Our API for shadow stacks does not currently offer userspace any flexiblity for managing the allocation of shadow stacks for newly created threads, instead the kernel allocates a new shadow stack with the same size as the normal stack whenever a thread is created with the feature enabled. The stacks allocated in this way are freed by the kernel when the thread exits or shadow stacks are disabled for the thread. This lack of flexibility and control isn't ideal, in the vast majority of cases the shadow stack will be over allocated and the implicit allocation and deallocation is not consistent with other interfaces. As far as I can tell the interface is done in this manner mainly because the shadow stack patches were in development since before clone3() was implemented.
Since clone3() is readily extensible let's add support for specifying a shadow stack when creating a new thread or process in a similar manner
So while I made clone3() readily extensible I don't want it to ever devolve into a fancier version of a prctl().
I would really like to see a strong reason for allowing userspace to configure the shadow stack size at this point in time.
I have a few questions that are probably me just not knowing much about shadow stacks so hopefully I'm not asking you write a thesis by accident:
(1) What does it mean for a shadow stack to be over allocated and is over-allocation really that much of a problem out in the wild that we need to give I userspace a knob to control a kernel security feature?
over-allocation: allocating 100M shadow stack (RLIMIT_DATA, RLIMIT_AS) for a thread that keeps arrays of data on the stack, instead of say 8k, and thus running into resource limits.
under-allocation: small thread stack with runaway recursion, but large sigaltstack: the stack overflow handler can run out of space because it uses the same shadow stack as the thread.
(2) With what other interfaces is implicit allocation and deallocation not consistent? I don't understand this argument. The kernel creates a shadow stack as a security measure to store return addresses.

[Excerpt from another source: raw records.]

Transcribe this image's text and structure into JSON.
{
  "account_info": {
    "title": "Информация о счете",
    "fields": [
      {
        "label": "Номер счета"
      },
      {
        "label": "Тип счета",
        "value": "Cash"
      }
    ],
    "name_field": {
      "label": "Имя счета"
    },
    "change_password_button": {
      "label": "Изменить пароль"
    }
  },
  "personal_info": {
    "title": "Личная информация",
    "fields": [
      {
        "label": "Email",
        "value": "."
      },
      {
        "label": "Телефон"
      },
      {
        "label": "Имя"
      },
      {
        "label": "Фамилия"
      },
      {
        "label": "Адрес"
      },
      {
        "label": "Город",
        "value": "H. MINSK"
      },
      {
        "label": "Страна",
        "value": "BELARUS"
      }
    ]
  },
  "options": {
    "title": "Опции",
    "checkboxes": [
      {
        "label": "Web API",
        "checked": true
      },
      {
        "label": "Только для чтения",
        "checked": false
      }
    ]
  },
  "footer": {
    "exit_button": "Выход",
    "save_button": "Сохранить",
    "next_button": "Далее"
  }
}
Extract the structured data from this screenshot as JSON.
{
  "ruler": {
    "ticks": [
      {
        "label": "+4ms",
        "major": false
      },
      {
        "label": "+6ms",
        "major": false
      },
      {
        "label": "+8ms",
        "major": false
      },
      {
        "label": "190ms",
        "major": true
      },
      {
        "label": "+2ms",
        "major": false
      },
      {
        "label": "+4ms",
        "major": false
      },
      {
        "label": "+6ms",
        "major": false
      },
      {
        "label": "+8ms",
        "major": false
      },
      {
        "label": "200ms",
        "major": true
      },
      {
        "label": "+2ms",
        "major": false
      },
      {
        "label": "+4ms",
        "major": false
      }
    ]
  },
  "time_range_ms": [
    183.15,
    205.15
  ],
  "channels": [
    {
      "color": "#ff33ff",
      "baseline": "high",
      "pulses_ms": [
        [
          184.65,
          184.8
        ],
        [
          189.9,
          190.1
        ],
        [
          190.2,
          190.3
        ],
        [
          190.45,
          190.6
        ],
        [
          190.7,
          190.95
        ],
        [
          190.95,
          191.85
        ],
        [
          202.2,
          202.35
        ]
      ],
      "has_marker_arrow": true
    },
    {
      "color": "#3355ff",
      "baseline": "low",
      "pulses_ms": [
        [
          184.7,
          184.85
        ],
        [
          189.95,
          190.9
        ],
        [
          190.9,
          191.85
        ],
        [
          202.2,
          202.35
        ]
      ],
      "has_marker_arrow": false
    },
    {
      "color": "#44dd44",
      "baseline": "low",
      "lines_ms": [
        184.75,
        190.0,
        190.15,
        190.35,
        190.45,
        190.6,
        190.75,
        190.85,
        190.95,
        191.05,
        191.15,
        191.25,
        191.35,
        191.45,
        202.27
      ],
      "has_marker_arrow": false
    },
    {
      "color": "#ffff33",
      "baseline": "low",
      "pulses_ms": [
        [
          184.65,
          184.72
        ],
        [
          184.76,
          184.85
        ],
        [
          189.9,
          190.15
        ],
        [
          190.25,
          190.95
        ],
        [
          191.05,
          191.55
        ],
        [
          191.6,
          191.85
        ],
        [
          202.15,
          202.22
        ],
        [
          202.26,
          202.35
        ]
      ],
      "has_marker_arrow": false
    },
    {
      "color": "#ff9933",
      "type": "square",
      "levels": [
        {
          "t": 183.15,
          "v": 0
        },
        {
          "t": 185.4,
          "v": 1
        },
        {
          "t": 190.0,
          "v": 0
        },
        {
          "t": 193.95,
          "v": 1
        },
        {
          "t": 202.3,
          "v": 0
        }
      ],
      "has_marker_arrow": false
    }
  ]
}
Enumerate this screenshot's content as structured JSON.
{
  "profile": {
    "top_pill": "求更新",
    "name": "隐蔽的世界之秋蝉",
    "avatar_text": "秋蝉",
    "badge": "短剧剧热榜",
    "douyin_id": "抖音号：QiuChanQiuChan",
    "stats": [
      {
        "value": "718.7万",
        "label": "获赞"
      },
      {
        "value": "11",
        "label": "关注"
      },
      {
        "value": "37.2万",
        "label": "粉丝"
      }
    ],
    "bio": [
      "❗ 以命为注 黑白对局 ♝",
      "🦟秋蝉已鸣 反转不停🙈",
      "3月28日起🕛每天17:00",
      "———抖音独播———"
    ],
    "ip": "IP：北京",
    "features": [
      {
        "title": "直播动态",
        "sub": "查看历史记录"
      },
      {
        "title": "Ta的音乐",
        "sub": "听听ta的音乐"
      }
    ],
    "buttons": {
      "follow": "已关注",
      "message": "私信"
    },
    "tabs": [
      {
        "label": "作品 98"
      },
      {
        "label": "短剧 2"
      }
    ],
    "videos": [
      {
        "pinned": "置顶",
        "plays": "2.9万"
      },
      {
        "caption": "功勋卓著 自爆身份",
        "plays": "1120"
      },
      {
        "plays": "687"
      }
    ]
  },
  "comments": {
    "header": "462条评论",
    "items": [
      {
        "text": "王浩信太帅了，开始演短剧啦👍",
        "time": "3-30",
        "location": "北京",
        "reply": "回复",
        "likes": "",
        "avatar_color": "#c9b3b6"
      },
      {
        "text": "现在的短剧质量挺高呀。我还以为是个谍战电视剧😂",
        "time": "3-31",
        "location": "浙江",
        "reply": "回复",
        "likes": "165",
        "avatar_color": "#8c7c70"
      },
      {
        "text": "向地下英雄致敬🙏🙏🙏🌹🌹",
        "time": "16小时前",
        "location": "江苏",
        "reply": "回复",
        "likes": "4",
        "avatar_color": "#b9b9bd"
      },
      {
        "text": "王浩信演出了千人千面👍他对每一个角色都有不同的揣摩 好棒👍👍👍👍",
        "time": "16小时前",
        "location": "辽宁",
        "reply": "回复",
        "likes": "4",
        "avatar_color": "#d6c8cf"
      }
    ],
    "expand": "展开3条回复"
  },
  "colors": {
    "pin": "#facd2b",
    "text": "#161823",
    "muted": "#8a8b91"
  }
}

It seems to me exactly that the kernel should implicitly allocate and deallocate the shadow stack and not have userspace muck around with its size?
the kernel is not supposed to impose stack size policy or a particular programming model that limits the stack management options nor prevent the handling of stack overflows.
(3) Why is it safe for userspace to request the shadow stack size? What if they request a tiny shadow stack size? Should this interface require any privilege?
user can allocate huge or tiny stacks already.
and i think userspace can take control over shadow stack management: it can disable signals, start a clone child with stack_size == 1 page, map_shadow_stack and switch to it, enable signals. however this is complicated, leaks 1 page of kernel allocated shadow stack (+reserved guard page, i guess userspace could unmap, not sure if that works currently) and requires additional syscalls.
(4) Why isn't the @stack_size argument I added for clone3() enough? If it is specified can't the size of the shadow stack derived from it?
shadow stack only contains return addresses so it is proportional to the number of stack frames, not the stack size and it must account for sigaltstack too, not just the thread stack.
if you make minimal assumptions about stack usage and ignore the sigaltstack issue then the worst case shadow stack requirement is indeed proportional to the stack_size, but this upper bound can be pessimistic and userspace knows the tradeoffs better.
And my current main objection is that shadow stacks were just released to userspace. There can't be a massive amount of users yet - outside of maybe early adopters.
no upstream libc has code to enable shadow stacks at this point so there are exactly 0 users in the open. (this feature requires runtime support)
the change is expected to allow wider deployability. (e.g. not just in glibc)
The fact that there are other architectures that bring in a similar feature makes me even more hesitant. If they have all agreed _and_ implemented shadow stacks and have unified semantics then we can consider exposing control knobs to userspace that aren't implicitly architecture specific currently.
So I don't have anything against the patches per obviously but with the wider context.
Thanks!